当総研の設立当初は、パソコンの普及、情報処理技術の飛躍的な向上を背景として、土地改良におけるコンピュータ利用の拡大が望まれていた。当時の主なテーマは、農業農村整備の分野におけるOA化の方向づけ、体制作りなど、今日のコンピュータ利用の基礎となるものであった。こうした調査研究は、それ以降「農業農村整備事業OA化推進対策調査」等に引き継がれ、全国的に必要性、汎用性の高いシステムとして関係機関で共同開発され、運用されてきている。現在、市町村が策定する農業農村整備事業管理計画の作成・提出を支援する事業管理計画システムのほか、傾斜地水田におけるほ場整備計画支援システム等の運用を行っている。

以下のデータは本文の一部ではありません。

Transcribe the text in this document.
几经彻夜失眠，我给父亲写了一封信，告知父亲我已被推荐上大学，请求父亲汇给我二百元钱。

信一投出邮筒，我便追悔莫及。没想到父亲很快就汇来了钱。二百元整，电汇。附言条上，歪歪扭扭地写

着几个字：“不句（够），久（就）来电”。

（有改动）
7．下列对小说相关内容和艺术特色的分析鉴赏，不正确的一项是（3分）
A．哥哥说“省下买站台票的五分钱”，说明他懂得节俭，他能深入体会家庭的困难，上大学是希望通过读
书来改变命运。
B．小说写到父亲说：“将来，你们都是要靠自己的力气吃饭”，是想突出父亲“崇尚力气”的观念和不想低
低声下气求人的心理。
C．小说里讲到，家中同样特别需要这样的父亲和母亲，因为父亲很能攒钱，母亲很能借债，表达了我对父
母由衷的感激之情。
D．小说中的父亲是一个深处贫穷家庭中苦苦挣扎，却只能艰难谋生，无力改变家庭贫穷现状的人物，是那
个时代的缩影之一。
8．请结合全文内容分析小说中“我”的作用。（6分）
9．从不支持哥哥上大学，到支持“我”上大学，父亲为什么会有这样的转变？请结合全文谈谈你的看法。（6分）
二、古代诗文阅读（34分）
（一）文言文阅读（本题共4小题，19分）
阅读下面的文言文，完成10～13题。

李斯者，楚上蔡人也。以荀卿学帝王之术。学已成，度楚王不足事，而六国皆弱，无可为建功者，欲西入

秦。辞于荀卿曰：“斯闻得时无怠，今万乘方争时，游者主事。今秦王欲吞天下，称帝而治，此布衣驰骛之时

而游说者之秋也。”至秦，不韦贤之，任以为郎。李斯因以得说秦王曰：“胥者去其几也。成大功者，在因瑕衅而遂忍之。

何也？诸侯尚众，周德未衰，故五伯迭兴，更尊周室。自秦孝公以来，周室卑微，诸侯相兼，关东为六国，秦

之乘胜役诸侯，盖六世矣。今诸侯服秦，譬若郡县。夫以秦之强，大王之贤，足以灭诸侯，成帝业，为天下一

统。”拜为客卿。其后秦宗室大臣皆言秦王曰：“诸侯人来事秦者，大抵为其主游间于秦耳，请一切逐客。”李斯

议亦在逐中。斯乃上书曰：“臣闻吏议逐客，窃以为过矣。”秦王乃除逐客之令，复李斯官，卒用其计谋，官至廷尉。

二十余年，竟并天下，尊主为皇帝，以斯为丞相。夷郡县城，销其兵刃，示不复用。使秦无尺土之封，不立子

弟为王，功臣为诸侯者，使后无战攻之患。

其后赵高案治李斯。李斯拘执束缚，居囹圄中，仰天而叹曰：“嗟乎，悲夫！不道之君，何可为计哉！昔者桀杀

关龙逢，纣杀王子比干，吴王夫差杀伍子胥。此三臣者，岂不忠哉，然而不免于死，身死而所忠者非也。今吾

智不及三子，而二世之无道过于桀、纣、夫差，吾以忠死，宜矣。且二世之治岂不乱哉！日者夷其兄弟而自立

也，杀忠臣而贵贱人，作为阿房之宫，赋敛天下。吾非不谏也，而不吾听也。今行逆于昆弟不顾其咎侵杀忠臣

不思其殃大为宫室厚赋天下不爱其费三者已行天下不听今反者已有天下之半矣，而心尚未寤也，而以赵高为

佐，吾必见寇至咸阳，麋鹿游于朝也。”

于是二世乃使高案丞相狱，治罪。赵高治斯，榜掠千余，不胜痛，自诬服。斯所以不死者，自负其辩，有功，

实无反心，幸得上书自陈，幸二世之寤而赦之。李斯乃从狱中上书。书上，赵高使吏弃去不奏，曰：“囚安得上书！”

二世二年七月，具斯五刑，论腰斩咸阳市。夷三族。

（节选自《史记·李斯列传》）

平成9年度から、農業農村整備事業の計画関連業務へのGIS利用を支援するための方策を検討するとともに、汎用的なシステムを開発するための調査研究を開始した。
その後、平成13年には、農業農村整備の計画・実施・維持管理等の各段階において活用することを可能とした汎用型のGISツールとして、農業農村整備事業支援システム(NN-Plan)を開発した。現在、農業農村整備分野におけるGIS技術活用のための入門的ツールとして利用されている。
また、平成16年には、農業農村整備に関係する団体や業務においてGISの利用普及を図るため、1/25,000の縮尺で農業水利施設や農地に関する地図情報を各機関が相互に活用できるよう、WebGISにより提供する日本水土図鑑GISを開発し、運用を行ってきている。このシステムでは、これまでに農村振興局や地方自治体が整備した基幹水利施設等のGISデータを、インターネットを通じて容易に閲覧、ダウンロードすることが可能となっている。平成19年度には、約7,000件のGISデータがダウンロードされるなど、農業農村整備分野の技術者のGIS利活用を支援し、普及を図るツールとして幅広く利用されている。
平成18年度から、1/2,500縮尺レベルの筆ごとの農地や耕区図、農業水利施設、地形図、航空写真(デジタルオルソ画像)等の基盤となる地図情報の上に、市町村、土地改良区、農業委員会、JA、農業共済等の団体が中心となって整備するさまざまな農地情報(基礎情報、農地基本台帳情報、営農情報等)を相互利用することを可能とする水土里情報システムの開発を行っている。
このシステムの開発により受益地や農業水利施設の効率的な管理、農地の利用集積の推進、耕作放棄地の実態把握を通じた耕作放棄地対策への活用などが期待されている。